Homélie prononcée ce dimanche à la cathédrale de Pontoise.

Une parole a éclairé ma vocation, et a soutenu ma réponse à l’appel du Seigneur. Inscrite sur les images de mon ordination, elle est toujours inscrite au cœur de mon ministère.  Tirée du Cantique des Cantiques, c’est la parole de la bien-aimée à son bien-aimé: « J’ai trouvé celui que mon cœur aime, je l’ai saisi et ne le lâcherai point. » (Ct 3, 4)

« J’ai trouvé Celui que mon cœur aime ». Il s’agit du Christ, et de son Corps qui est l’Eglise. Au commencement, à l’origine de ma vocation, il y a cette passion du Christ et de l’Eglise qui rend présent le Christ sur terre. Cette Eglise, j’ai appris à la découvrir et à l’aimer pendant ma formation au séminaire, en tissant des amitiés avec des séminaristes et prêtres de tous les continents, des églises jeunes et anciennes, des églises dynamiques et aux nombreux défis aussi. Cette Eglise, j’ai continué de la découvrir et de l’aimer dans les premières missions reçues à Mantes-la-Jolie, puis à Sartrouville, des communautés « catholiques » au sens premier du terme, « universelles ». Le dimanche, je célébrai l’eucharistie avec le monde entier. Ces chrétiens issus de tous les continents, que j’ai eu l’honneur de servir, m’ont permis de sentir battre le cœur de l’Eglise universelle.

Originaire de Versailles, prêtre du diocèse de Versailles, je suis en même temps prêtre de l’Eglise Catholique. Enraciné dans une Eglise particulière, je suis en même temps lié à l’Eglise Universelle toute entière. Il n’y a pas de coupure possible entre les deux. Nous sommes profondément liés les uns aux autres, comme dans un corps, pour reprendre la formule de saint Paul. La tête ne peut pas dire au pied, je n’ai pas besoin de toi, les mains ne peuvent pas dire à l’œil, je n’ai pas besoin de toi, l’Eglise qui est à Versailles ne peut pas dire à l’Eglise qui est à San au Mali, je n’ai pas besoin de toi. Nous sommes liés, nous avons besoin les uns des autres. « J’ai trouvé Celui que mon cœur aime », le Christ et son Corps l’Eglise universelle. C’est là, dans cette parole de Dieu, que se situe ma vocation à aimer et servir le Christ et son Eglise universelle. C’est là que se trouve les raisons de mon départ pour l’Afrique et San au Mali en particulier. « L’amour du Christ me presse », dirait saint Paul.

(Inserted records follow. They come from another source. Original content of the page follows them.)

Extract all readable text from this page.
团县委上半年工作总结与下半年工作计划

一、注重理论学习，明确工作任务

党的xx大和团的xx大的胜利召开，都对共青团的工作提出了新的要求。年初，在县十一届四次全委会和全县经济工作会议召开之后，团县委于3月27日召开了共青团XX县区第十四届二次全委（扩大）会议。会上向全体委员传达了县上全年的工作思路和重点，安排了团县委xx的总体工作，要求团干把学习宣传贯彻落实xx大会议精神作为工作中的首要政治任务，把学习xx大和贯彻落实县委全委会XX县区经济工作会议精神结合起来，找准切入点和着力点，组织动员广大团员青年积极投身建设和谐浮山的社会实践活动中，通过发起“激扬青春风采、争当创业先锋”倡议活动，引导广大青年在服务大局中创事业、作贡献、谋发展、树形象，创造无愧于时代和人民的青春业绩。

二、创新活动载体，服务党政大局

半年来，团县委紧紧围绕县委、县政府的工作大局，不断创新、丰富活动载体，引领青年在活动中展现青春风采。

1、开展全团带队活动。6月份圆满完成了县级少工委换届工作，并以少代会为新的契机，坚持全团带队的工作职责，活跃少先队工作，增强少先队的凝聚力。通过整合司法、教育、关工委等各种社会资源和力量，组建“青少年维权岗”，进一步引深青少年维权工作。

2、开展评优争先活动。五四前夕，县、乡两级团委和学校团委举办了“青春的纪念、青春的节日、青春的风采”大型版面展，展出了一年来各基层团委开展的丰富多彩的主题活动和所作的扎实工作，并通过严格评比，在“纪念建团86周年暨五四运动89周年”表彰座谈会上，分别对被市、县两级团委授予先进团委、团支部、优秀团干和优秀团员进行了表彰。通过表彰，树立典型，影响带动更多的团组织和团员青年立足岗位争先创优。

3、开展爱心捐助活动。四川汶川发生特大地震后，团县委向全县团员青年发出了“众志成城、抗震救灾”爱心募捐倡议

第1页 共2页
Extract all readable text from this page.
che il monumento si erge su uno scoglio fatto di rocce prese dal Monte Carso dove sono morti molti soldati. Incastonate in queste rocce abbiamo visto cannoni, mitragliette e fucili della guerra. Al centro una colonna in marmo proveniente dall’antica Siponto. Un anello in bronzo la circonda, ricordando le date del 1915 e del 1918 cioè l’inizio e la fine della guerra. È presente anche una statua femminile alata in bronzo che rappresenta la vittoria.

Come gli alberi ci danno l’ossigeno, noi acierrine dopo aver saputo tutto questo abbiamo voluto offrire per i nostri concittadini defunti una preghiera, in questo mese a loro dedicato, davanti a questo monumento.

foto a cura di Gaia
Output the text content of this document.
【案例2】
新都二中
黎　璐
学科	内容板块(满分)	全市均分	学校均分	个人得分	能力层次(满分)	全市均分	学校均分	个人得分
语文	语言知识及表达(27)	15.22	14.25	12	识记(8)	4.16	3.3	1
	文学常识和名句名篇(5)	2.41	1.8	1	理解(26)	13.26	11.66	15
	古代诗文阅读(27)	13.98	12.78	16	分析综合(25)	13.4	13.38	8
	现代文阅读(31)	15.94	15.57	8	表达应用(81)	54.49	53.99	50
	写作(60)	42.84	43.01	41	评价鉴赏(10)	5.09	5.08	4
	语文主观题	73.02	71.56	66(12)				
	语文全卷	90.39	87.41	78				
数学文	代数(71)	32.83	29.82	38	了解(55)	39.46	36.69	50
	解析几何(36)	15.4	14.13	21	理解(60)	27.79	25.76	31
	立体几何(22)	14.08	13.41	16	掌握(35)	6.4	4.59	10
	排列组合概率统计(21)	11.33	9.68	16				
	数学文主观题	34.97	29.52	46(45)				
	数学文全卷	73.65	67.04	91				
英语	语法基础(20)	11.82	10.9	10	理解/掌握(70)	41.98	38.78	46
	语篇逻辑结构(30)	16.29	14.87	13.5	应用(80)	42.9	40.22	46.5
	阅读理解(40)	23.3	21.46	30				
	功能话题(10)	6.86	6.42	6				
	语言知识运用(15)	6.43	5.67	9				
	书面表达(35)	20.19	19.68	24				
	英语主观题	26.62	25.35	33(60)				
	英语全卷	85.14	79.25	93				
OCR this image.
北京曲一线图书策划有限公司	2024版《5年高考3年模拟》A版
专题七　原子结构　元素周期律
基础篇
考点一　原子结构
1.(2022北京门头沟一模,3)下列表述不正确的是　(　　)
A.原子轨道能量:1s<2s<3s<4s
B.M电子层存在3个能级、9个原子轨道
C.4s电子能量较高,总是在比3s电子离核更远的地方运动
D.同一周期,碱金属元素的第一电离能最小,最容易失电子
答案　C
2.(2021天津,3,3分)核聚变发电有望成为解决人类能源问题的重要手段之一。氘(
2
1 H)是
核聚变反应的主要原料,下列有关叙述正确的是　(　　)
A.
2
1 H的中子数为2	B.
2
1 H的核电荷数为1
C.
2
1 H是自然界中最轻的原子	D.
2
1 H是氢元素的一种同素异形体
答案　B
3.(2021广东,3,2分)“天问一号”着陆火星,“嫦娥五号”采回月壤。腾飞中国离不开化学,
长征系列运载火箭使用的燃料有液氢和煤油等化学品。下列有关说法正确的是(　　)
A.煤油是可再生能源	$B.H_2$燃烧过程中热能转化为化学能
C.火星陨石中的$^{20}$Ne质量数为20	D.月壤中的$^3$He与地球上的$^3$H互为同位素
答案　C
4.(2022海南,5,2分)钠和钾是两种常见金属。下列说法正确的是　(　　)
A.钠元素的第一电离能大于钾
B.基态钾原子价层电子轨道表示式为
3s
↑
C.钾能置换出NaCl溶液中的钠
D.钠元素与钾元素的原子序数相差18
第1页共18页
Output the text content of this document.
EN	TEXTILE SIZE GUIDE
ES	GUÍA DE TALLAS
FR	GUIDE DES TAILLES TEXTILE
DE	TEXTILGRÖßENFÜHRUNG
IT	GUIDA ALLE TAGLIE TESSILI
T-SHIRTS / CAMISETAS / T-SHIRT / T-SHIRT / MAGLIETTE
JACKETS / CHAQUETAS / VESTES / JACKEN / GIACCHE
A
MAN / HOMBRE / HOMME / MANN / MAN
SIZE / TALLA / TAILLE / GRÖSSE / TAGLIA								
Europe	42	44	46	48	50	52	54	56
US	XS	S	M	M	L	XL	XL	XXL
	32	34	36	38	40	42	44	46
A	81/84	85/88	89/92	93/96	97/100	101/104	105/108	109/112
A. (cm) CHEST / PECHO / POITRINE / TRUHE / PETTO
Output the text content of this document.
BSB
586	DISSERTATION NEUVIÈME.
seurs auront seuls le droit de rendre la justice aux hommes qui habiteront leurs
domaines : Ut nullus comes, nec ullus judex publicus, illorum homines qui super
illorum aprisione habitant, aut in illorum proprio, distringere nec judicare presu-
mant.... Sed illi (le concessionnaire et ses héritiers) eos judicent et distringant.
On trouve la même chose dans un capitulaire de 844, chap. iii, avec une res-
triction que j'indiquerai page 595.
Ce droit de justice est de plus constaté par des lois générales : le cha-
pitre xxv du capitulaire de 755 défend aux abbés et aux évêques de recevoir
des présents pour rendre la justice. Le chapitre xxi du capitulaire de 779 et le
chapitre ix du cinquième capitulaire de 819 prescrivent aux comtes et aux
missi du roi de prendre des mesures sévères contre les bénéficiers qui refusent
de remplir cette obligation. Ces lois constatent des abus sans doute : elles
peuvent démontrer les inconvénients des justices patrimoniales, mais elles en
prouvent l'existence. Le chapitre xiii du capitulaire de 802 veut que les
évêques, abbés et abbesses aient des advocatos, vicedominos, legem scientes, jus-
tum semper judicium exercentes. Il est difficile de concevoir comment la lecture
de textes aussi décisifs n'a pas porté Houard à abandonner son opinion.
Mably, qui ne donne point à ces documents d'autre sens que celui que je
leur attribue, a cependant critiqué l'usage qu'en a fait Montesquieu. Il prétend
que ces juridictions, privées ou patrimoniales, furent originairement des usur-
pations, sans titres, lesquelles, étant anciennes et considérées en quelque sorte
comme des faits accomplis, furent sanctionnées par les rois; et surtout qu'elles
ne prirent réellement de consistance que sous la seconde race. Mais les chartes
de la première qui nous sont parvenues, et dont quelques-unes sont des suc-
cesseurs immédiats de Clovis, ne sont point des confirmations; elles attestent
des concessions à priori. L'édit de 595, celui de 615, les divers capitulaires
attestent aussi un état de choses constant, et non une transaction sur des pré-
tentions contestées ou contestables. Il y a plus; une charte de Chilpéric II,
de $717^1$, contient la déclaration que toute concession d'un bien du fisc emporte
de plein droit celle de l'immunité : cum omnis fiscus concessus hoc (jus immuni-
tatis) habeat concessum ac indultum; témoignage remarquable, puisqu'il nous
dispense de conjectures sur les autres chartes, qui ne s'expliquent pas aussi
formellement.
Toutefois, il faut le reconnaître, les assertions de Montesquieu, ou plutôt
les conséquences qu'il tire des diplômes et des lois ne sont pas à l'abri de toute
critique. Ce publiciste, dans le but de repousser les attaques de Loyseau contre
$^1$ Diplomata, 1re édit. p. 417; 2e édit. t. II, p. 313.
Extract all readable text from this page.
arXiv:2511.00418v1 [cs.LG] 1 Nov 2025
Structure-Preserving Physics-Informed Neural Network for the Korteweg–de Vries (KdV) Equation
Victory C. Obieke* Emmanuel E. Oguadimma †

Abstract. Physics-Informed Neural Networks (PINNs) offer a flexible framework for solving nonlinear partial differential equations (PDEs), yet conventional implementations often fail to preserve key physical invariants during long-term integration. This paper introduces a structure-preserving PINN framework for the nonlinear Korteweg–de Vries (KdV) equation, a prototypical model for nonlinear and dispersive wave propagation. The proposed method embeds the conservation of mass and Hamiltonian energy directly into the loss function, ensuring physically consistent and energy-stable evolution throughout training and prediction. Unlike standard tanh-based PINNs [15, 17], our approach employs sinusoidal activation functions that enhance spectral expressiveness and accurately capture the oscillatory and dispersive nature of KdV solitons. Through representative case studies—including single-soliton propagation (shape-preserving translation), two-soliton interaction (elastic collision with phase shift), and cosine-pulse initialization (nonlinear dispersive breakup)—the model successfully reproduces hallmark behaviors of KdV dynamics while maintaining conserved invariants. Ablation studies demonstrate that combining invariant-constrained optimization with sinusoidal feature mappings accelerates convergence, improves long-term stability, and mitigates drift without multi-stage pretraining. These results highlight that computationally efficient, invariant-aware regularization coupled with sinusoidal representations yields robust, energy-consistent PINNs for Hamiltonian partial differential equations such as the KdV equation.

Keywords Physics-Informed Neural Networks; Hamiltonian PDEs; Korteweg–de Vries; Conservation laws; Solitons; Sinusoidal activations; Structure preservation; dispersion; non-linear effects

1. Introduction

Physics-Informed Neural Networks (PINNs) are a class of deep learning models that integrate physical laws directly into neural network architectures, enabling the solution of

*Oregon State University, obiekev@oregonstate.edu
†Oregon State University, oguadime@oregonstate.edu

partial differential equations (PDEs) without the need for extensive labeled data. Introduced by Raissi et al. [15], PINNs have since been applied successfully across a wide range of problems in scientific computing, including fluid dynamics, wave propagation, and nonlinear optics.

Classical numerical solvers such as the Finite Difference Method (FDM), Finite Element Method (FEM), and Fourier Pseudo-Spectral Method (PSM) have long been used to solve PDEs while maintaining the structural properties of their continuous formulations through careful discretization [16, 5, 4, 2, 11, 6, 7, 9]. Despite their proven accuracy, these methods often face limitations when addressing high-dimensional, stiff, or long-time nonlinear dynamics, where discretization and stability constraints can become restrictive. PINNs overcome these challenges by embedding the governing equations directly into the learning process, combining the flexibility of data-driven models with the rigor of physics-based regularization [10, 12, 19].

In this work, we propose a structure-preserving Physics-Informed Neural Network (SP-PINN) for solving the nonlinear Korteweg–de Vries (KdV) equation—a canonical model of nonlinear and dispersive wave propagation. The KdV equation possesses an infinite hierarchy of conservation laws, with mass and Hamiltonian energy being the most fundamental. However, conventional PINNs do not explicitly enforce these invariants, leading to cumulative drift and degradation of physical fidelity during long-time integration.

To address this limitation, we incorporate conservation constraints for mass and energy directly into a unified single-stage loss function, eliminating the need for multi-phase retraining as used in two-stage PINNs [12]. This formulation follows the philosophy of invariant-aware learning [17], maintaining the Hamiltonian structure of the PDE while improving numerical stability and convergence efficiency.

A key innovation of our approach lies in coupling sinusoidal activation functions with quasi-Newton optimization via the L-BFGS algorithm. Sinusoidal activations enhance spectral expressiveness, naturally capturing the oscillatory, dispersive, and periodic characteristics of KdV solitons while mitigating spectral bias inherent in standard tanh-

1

Souvent, on me pose cette question. Mais pourquoi partir à San au Mali alors que nous manquons cruellement de prêtres en France ? Et d’ailleurs, on voit aujourd’hui beaucoup de prêtres africains en France s’investir dans les diocèses en France. Et pourtant, savez-vous qu’au Mali, pays qui est deux fois et demie plus grand que la France, il y a à peine 140 prêtres en grande majorité maliens. Le diocèse de San où je sers est plus grand qu’une région française, les paroisses sont plus grandes que des diocèses avec deux ou trois prêtres seulement. Pour visiter toutes les communautés chrétiennes, dispersées sur tout le territoire, cela leur demande beaucoup d’efforts sur des pistes difficilement praticables. Certaines communautés ne peuvent voir le prêtre qu’une fois tous les deux mois. Pris par la visite de toutes les communautés, et la formation et le soutien des catéchistes qui guident chaque communauté, les prêtres n’ont plus toujours l’occasion de réfléchir et même de développer une pastorale de la rencontre interreligieuse, dans un pays où pourtant 90 % de la population est musulmane, ou encore une pastorale des jeunes, dans un pays où 75% de la population a moins de 25 ans.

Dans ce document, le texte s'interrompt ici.